De persoonlijke afrekening was natuurlijk ook een aanval op het sociale middenveld, op de vakbond, op werknemers die zich verenigen om sterker te staan. Het moment was daar om ons nog eens op onze plaats te zetten. In het hoekje, waar we volgens de vakbondshaters thuis horen. Want de vakbond loopt in de weg. De vakbond stelt lastige vragen. Roert in potjes. Maar wees gerust, dat zullen we blijven doen!

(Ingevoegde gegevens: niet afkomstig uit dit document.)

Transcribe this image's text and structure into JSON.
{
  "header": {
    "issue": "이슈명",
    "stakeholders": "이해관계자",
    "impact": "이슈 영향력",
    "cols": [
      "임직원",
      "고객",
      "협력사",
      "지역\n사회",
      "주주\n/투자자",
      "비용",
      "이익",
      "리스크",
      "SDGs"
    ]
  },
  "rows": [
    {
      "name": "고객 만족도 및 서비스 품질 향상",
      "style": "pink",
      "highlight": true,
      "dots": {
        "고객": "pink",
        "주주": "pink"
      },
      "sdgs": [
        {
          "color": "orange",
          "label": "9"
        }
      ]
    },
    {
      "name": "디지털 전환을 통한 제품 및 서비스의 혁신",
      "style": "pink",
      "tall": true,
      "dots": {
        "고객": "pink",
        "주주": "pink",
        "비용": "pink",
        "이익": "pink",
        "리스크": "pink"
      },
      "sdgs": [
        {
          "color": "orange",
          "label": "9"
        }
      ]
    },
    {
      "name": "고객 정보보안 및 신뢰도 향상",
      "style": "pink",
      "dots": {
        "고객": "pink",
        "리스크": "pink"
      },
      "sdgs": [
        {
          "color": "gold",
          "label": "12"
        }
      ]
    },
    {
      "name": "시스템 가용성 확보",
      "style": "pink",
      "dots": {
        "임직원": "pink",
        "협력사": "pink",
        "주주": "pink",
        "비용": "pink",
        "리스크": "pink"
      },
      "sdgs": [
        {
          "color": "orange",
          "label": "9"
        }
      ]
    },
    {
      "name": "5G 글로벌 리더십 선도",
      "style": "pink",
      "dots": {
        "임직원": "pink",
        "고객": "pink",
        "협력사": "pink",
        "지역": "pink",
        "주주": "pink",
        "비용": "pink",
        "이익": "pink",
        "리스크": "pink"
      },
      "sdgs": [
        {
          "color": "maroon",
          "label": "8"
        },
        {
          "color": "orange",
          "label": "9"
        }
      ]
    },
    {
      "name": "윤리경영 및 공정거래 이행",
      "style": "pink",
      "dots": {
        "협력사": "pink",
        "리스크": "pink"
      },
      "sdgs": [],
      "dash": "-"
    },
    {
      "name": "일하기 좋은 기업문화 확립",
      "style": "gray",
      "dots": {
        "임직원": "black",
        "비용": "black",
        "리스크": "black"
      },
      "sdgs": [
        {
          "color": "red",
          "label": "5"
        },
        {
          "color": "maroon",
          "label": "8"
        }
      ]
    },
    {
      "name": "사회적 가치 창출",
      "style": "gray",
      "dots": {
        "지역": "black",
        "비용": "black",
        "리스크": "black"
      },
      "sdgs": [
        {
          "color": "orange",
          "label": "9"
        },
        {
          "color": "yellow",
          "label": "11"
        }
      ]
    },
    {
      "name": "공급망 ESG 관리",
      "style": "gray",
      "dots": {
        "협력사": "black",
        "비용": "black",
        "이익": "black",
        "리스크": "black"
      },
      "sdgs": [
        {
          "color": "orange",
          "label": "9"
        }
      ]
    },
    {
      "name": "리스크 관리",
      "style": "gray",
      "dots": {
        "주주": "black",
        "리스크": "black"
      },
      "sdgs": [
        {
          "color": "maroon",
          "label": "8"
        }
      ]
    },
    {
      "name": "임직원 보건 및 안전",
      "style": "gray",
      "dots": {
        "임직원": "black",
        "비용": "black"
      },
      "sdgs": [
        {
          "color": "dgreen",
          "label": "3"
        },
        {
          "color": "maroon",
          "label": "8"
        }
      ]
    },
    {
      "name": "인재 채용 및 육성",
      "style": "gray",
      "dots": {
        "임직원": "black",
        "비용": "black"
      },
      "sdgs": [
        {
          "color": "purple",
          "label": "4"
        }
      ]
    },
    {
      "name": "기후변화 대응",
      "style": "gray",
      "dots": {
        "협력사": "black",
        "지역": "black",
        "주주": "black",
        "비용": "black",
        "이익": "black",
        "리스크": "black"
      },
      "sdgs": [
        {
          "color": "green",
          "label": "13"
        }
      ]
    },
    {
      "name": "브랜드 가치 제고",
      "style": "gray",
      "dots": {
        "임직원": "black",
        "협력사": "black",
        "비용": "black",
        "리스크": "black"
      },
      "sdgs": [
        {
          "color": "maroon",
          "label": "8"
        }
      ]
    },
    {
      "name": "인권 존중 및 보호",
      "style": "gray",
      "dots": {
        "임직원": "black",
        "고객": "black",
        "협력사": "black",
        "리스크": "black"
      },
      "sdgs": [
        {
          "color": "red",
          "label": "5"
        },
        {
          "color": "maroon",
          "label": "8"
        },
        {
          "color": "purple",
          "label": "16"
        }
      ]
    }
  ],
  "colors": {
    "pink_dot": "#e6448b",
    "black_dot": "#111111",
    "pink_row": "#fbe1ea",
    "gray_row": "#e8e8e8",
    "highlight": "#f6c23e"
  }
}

Want we blijven, voluit in de geest van Rerum Novarum, gaan voor rechtvaardigheid. Die rechtvaardigheid steunt op twee pijlers: welzijn en vrijheid. Vandaag hebben velen géén gevoel van vrijheid in de samenleving, omdat ze moeten krabben en amper rondkomen. Vandaag hebben velen géén gevoel van welzijn in de samenleving, omdat ze zich kapot werken in slechte en ziekmakende jobs. Vandaag hebben velen geen gevoel van rechtvaardige behandeling omdat ze harder worden aangepakt dan de beter gefortuneerden. Vele mensen werken hard en verdienen toch niet genoeg om waardig te leven. Vele mensen labeuren en geraken desondanks toch niet vooruit in het leven. 64 procent van de Belgen is niet financieel weerbaar. Dat zegt een studie van Deloitte, Ugent en Argenta van begin april. Deze gezinnen komen niet rond met hun inkomen, en hebben een zeer smalle spaarbuffer. Ze maken zich elke dag zorgen over hun toekomst. De minste tegenslag is crisis. Een kapotte wasmachine is voor hen een ramp. Die vele mensen ervaren onrecht en voelen zich niet beluisterd, niet gerespecteerd. Ze zien de politiek van twee maten en twee gewichten. Ze hebben het gevoel van rerum veterum. Het al veel te lang moeten ondergaan van oude dingen. Rechtvaardigheid verschraalt. Politieke regulering faalt. Geloof in politiek daalt.
Vrienden, vriendinnen, ik heb u veel verteld. Te veel en te lang. Maar ik vind het mijn plicht om dit te doen. Als politici aan die boodschap voorbij gaan en flinterdunne ballonnetjes blijven oplaten, dan zal dat zich wreken.
Mensen voelen zich dan niet gehoord. De ongelijkheid groeit dan verder door. Zo wordt de samen-leving steeds meer een maat-schappij. Met een lat die voor te veel mensen te hoog ligt. Aan ons om daarop te blijven wijzen. Om werk te blijven maken van nieuwe en betere dingen, van Rerum Novarum.